Im Herbst und Winter ergänzt die Blaumeise ihren Speiseplan zunehmend durch pflanzliche Kost: Bucheckern, Sonnenblumenkerne, Beeren und andere Sämereien. An Futterstellen nimmt sie bereitwillig Fettfutter, Erdnüsse und Sonnenblumenkerne an. Ihre Fähigkeit, kopfüber an dünnen Zweigen zu hängen, verschafft ihr Zugang zu Nahrungsquellen, die schwereren Arten verschlossen bleiben.
Verhalten & Lebensweise
Blaumeisen sind tagaktive Vögel mit einem ausgeprägten Revierverhalten während der Brutzeit.

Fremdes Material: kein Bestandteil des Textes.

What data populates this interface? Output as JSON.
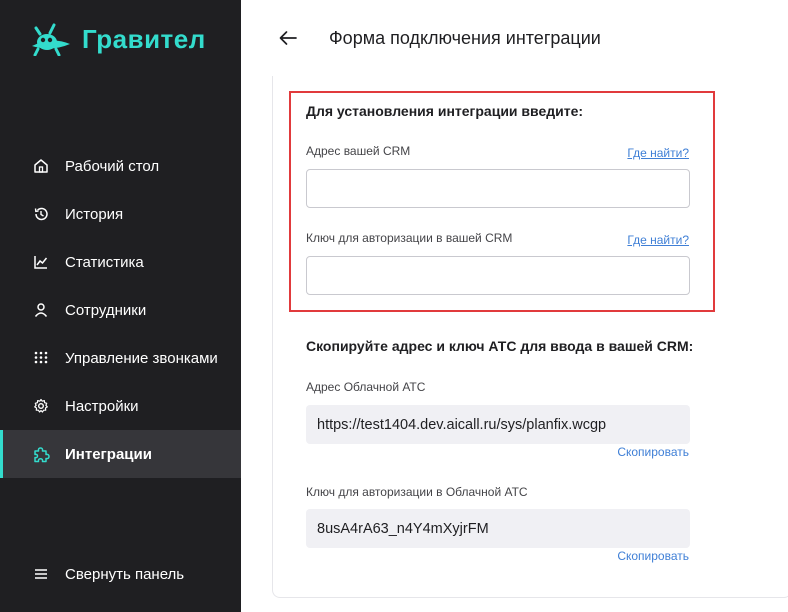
{
  "brand": {
    "name": "Гравител",
    "accent": "#33dccd"
  },
  "sidebar": {
    "items": [
      {
        "label": "Рабочий стол",
        "icon": "home-icon"
      },
      {
        "label": "История",
        "icon": "history-icon"
      },
      {
        "label": "Статистика",
        "icon": "chart-line-icon"
      },
      {
        "label": "Сотрудники",
        "icon": "user-icon"
      },
      {
        "label": "Управление звонками",
        "icon": "dialpad-icon"
      },
      {
        "label": "Настройки",
        "icon": "gear-icon"
      },
      {
        "label": "Интеграции",
        "icon": "puzzle-icon",
        "active": true
      }
    ],
    "collapse_label": "Свернуть панель"
  },
  "header": {
    "title": "Форма подключения интеграции"
  },
  "form": {
    "enter_title": "Для установления интеграции введите:",
    "crm_address_label": "Адрес вашей CRM",
    "crm_address_value": "",
    "crm_key_label": "Ключ для авторизации в вашей CRM",
    "crm_key_value": "",
    "help_link": "Где найти?",
    "copy_title": "Скопируйте адрес и ключ АТС для ввода в вашей CRM:",
    "ats_address_label": "Адрес Облачной АТС",
    "ats_address_value": "https://test1404.dev.aicall.ru/sys/planfix.wcgp",
    "ats_key_label": "Ключ для авторизации в Облачной АТС",
    "ats_key_value": "8usA4rA63_n4Y4mXyjrFM",
    "copy_label": "Скопировать"
  },
  "colors": {
    "highlight": "#e13a3c",
    "link": "#3f7fd6",
    "sidebar_bg": "#1f1f22"
  }
}
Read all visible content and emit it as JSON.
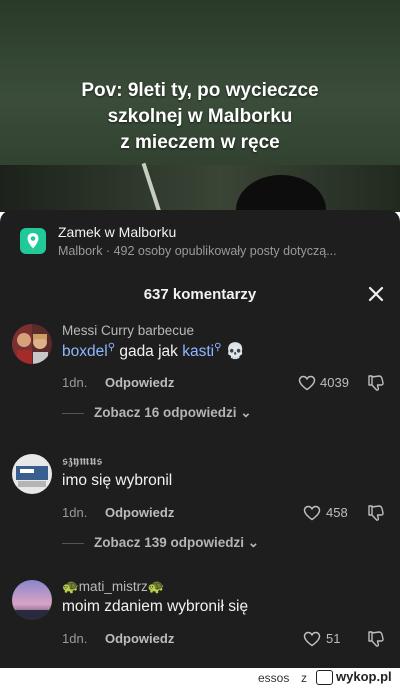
{
  "video": {
    "caption_lines": [
      "Pov: 9leti ty, po wycieczce",
      "szkolnej w Malborku",
      "z mieczem w ręce"
    ]
  },
  "location": {
    "title": "Zamek w Malborku",
    "subtitle": "Malbork · 492 osoby opublikowały posty dotyczą...",
    "icon": "location-pin-icon",
    "color": "#20c997"
  },
  "header": {
    "count_label": "637 komentarzy",
    "close_icon": "close-icon"
  },
  "comments": [
    {
      "username": "Messi Curry barbecue",
      "mention1": "boxdel",
      "middle": " gada jak ",
      "mention2": "kasti",
      "emoji": "💀",
      "time": "1dn.",
      "reply": "Odpowiedz",
      "likes": "4039",
      "replies": "Zobacz 16 odpowiedzi"
    },
    {
      "username": "𝖘𝖟𝖞𝖒𝖚𝖘",
      "text": "imo się wybronil",
      "time": "1dn.",
      "reply": "Odpowiedz",
      "likes": "458",
      "replies": "Zobacz 139 odpowiedzi"
    },
    {
      "username": "🐢mati_mistrz🐢",
      "text": "moim zdaniem wybronił się",
      "time": "1dn.",
      "reply": "Odpowiedz",
      "likes": "51"
    }
  ],
  "footer": {
    "user": "essos",
    "z": "z",
    "site": "wykop.pl"
  }
}
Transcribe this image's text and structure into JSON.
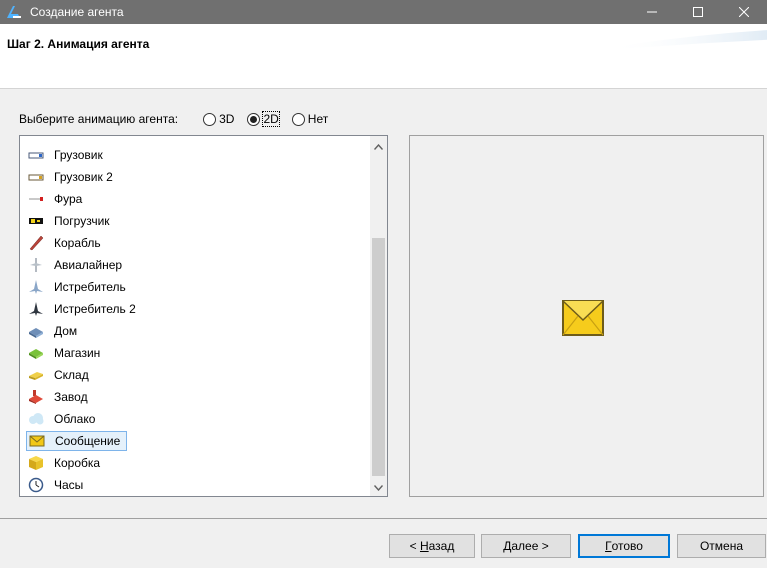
{
  "window": {
    "title": "Создание агента",
    "minimize_icon": "minimize-icon",
    "maximize_icon": "maximize-icon",
    "close_icon": "close-icon"
  },
  "header": {
    "step_title": "Шаг 2. Анимация агента"
  },
  "animation": {
    "label": "Выберите анимацию агента:",
    "options": [
      {
        "label": "3D",
        "selected": false
      },
      {
        "label": "2D",
        "selected": true
      },
      {
        "label": "Нет",
        "selected": false
      }
    ]
  },
  "items": [
    {
      "label": "Грузовик",
      "icon": "truck-icon"
    },
    {
      "label": "Грузовик 2",
      "icon": "truck-2-icon"
    },
    {
      "label": "Фура",
      "icon": "semi-truck-icon"
    },
    {
      "label": "Погрузчик",
      "icon": "forklift-icon"
    },
    {
      "label": "Корабль",
      "icon": "ship-icon"
    },
    {
      "label": "Авиалайнер",
      "icon": "airliner-icon"
    },
    {
      "label": "Истребитель",
      "icon": "fighter-jet-icon"
    },
    {
      "label": "Истребитель 2",
      "icon": "fighter-jet-2-icon"
    },
    {
      "label": "Дом",
      "icon": "house-icon"
    },
    {
      "label": "Магазин",
      "icon": "shop-icon"
    },
    {
      "label": "Склад",
      "icon": "warehouse-icon"
    },
    {
      "label": "Завод",
      "icon": "factory-icon"
    },
    {
      "label": "Облако",
      "icon": "cloud-icon"
    },
    {
      "label": "Сообщение",
      "icon": "envelope-icon",
      "selected": true
    },
    {
      "label": "Коробка",
      "icon": "box-icon"
    },
    {
      "label": "Часы",
      "icon": "clock-icon"
    }
  ],
  "preview": {
    "icon": "envelope-preview-icon"
  },
  "buttons": {
    "back_prefix": "< ",
    "back_key": "Н",
    "back_rest": "азад",
    "next_key": "Д",
    "next_rest": "алее >",
    "done_key": "Г",
    "done_rest": "отово",
    "cancel": "Отмена"
  },
  "colors": {
    "titlebar": "#707070",
    "selection_bg": "#e5f1fb",
    "selection_border": "#7eb4ea",
    "default_button_border": "#0078d7"
  }
}
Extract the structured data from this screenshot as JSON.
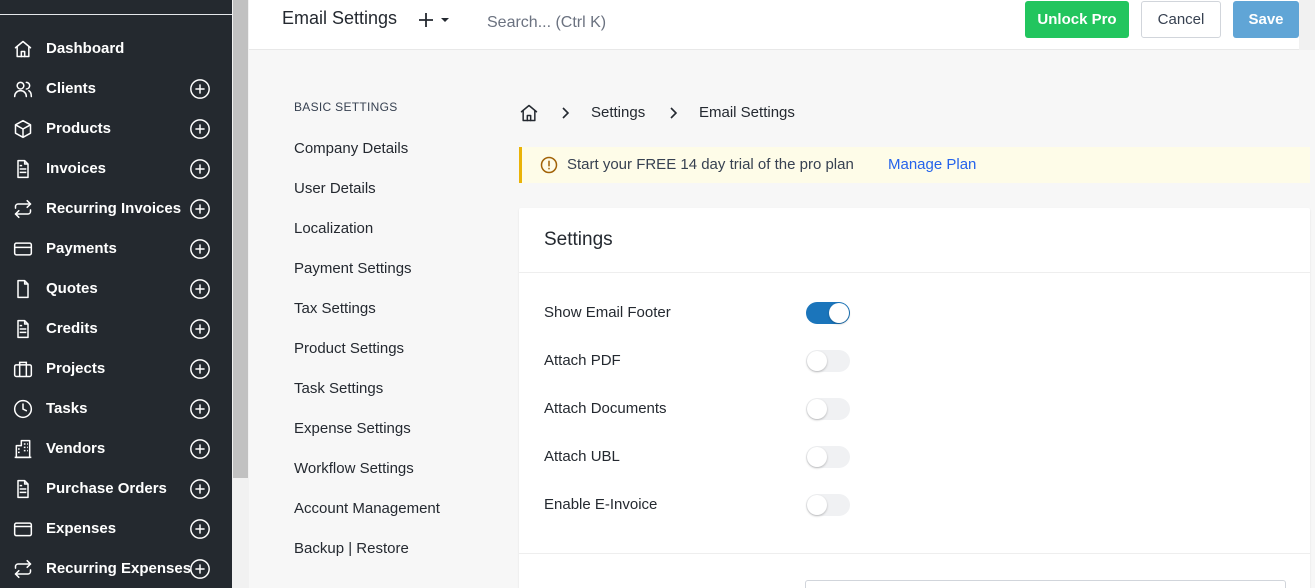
{
  "sidebar": {
    "items": [
      {
        "label": "Dashboard",
        "icon": "home-icon",
        "add": false
      },
      {
        "label": "Clients",
        "icon": "users-icon",
        "add": true
      },
      {
        "label": "Products",
        "icon": "box-icon",
        "add": true
      },
      {
        "label": "Invoices",
        "icon": "file-text-icon",
        "add": true
      },
      {
        "label": "Recurring Invoices",
        "icon": "repeat-icon",
        "add": true
      },
      {
        "label": "Payments",
        "icon": "credit-card-icon",
        "add": true
      },
      {
        "label": "Quotes",
        "icon": "file-icon",
        "add": true
      },
      {
        "label": "Credits",
        "icon": "file-text-icon",
        "add": true
      },
      {
        "label": "Projects",
        "icon": "briefcase-icon",
        "add": true
      },
      {
        "label": "Tasks",
        "icon": "clock-icon",
        "add": true
      },
      {
        "label": "Vendors",
        "icon": "building-icon",
        "add": true
      },
      {
        "label": "Purchase Orders",
        "icon": "file-text-icon",
        "add": true
      },
      {
        "label": "Expenses",
        "icon": "wallet-icon",
        "add": true
      },
      {
        "label": "Recurring Expenses",
        "icon": "repeat-icon",
        "add": true
      }
    ]
  },
  "header": {
    "title": "Email Settings",
    "search_placeholder": "Search... (Ctrl K)",
    "unlock_label": "Unlock Pro",
    "cancel_label": "Cancel",
    "save_label": "Save"
  },
  "settings_nav": {
    "heading": "BASIC SETTINGS",
    "links": [
      "Company Details",
      "User Details",
      "Localization",
      "Payment Settings",
      "Tax Settings",
      "Product Settings",
      "Task Settings",
      "Expense Settings",
      "Workflow Settings",
      "Account Management",
      "Backup | Restore"
    ]
  },
  "breadcrumb": {
    "items": [
      "Settings",
      "Email Settings"
    ]
  },
  "banner": {
    "text": "Start your FREE 14 day trial of the pro plan",
    "link": "Manage Plan"
  },
  "card": {
    "title": "Settings",
    "rows": [
      {
        "label": "Show Email Footer",
        "on": true
      },
      {
        "label": "Attach PDF",
        "on": false
      },
      {
        "label": "Attach Documents",
        "on": false
      },
      {
        "label": "Attach UBL",
        "on": false
      },
      {
        "label": "Enable E-Invoice",
        "on": false
      }
    ]
  },
  "colors": {
    "sidebar_bg": "#24292f",
    "accent_green": "#22c55e",
    "save_blue": "#60a5d6",
    "toggle_on": "#1b75bb",
    "banner_bg": "#fefce8",
    "banner_border": "#eab308",
    "link_blue": "#2563eb"
  }
}
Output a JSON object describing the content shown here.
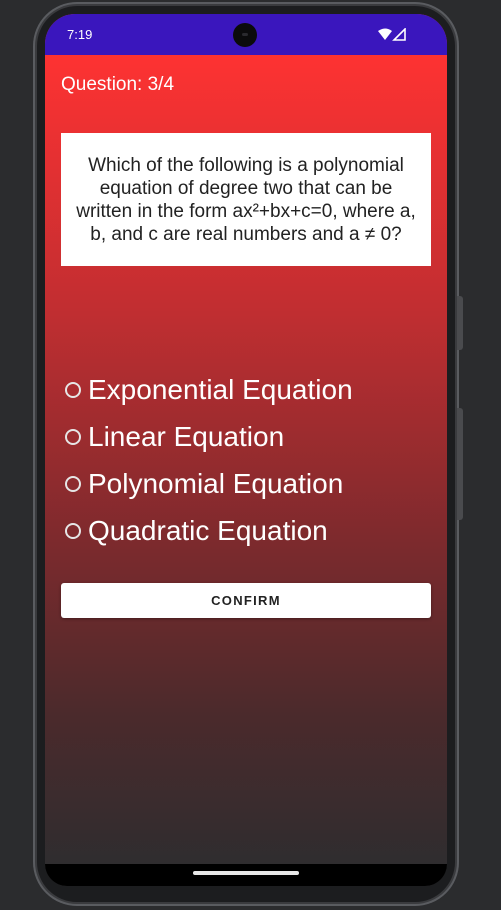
{
  "status_bar": {
    "time": "7:19",
    "icons": [
      "wifi-icon",
      "cellular-signal-icon"
    ]
  },
  "quiz": {
    "counter": "Question: 3/4",
    "question": "Which of the following is a polynomial equation of degree two that can be written in the form ax²+bx+c=0, where a, b, and c are real numbers and a ≠ 0?",
    "options": [
      "Exponential Equation",
      "Linear Equation",
      "Polynomial Equation",
      "Quadratic Equation"
    ],
    "selected_option": null,
    "confirm_label": "CONFIRM"
  },
  "colors": {
    "status_bar": "#3a16bd",
    "gradient_top": "#fe3232",
    "gradient_bottom": "#2f2d2f"
  }
}
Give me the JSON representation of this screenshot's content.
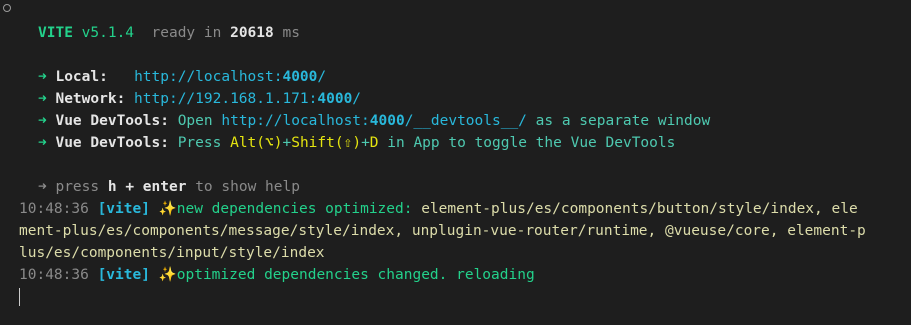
{
  "banner": {
    "vite": "VITE",
    "version": "v5.1.4",
    "ready": "ready in",
    "ms_value": "20618",
    "ms_unit": "ms"
  },
  "urls": [
    {
      "arrow": "➜",
      "label": "Local:",
      "pad": "   ",
      "pre": "http://localhost:",
      "port": "4000",
      "post": "/"
    },
    {
      "arrow": "➜",
      "label": "Network:",
      "pad": " ",
      "pre": "http://192.168.1.171:",
      "port": "4000",
      "post": "/"
    }
  ],
  "devtools1": {
    "arrow": "➜",
    "label": "Vue DevTools:",
    "text1": "Open ",
    "url_pre": "http://localhost:",
    "port": "4000",
    "url_post": "/__devtools__/",
    "text2": " as a separate window"
  },
  "devtools2": {
    "arrow": "➜",
    "label": "Vue DevTools:",
    "text1": "Press ",
    "alt": "Alt(⌥)",
    "plus1": "+",
    "shift": "Shift(⇧)",
    "plus2": "+",
    "d": "D",
    "text2": " in App to toggle the Vue DevTools"
  },
  "help": {
    "arrow": "➜",
    "press": "press",
    "h": "h",
    "plus": "+",
    "enter": "enter",
    "rest": "to show help"
  },
  "logs": {
    "time1": "10:48:36",
    "tag1": "[vite]",
    "sparkle1": "✨",
    "msg1": "new dependencies optimized:",
    "deps_line1": "element-plus/es/components/button/style/index, ele",
    "deps_line2": "ment-plus/es/components/message/style/index, unplugin-vue-router/runtime, @vueuse/core, element-p",
    "deps_line3": "lus/es/components/input/style/index",
    "time2": "10:48:36",
    "tag2": "[vite]",
    "sparkle2": "✨",
    "msg2": "optimized dependencies changed. reloading"
  }
}
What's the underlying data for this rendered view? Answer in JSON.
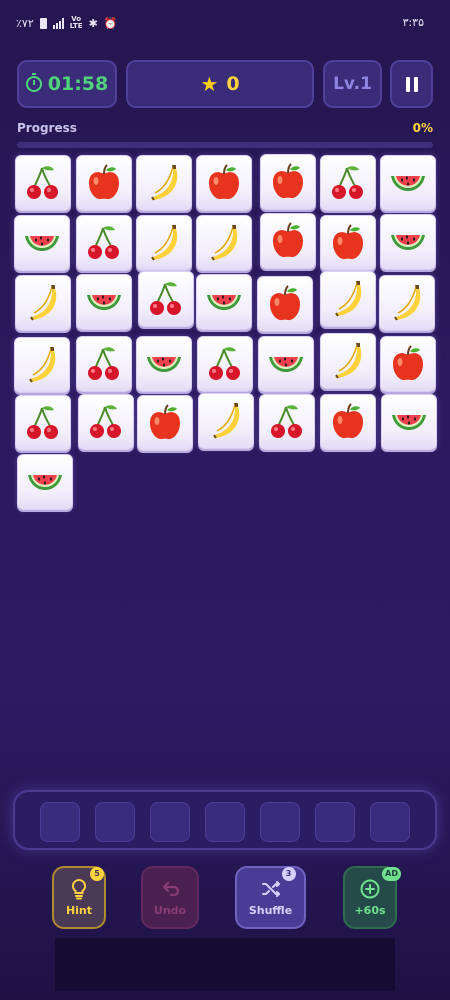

Das Brutrevier wird vor allem vom Männchen durch Gesang markiert und verteidigt. Der Gesang besteht aus einem charakteristischen, hohen „Tsi-tsi-tüürr", das ab Januar zu hören ist. Daneben verfügt die Art über ein breites Repertoire an Warn- und Kontaktrufen.
Außerhalb der Brutzeit schließen sich Blaumeisen häufig gemischten Schwärmen an, in denen sie gemeinsam mit Kohlmeisen (Parus major), Schwanzmeisen (Aegithalos caudatus), Kleibern und Baumläufern durch Wälder und Gehölze streifen. Diese Vergesellschaftung erhöht die Effizienz bei der Nahrungssuche und bietet besseren Schutz vor Fressfeinden wie Sperber, Eichhörnchen oder Hauskatzen.
In kalten Winternächten übernachten Blaumeisen häufig in Baumhöhlen, Nistkästen oder anderen geschützten Hohlräumen. Dabei können sie ihre Körpertemperatur gezielt absenken, um Energie zu sparen – eine kontrollierte Hypothermie, die als Torpor bezeichnet wird.
Fortpflanzung & Aufzucht
Die Blaumeise ist ein Höhlenbrüter und nutzt natürliche Baumhöhlen, Mauerspalten sowie bereitwillig Nistkästen mit einem Einfluglochdurchmesser von 26–28 mm. Die Balz beginnt bereits im späten Winter: Das Männchen präsentiert dem Weibchen potenzielle Nistplätze und füttert es als Teil des Paarungsrituals.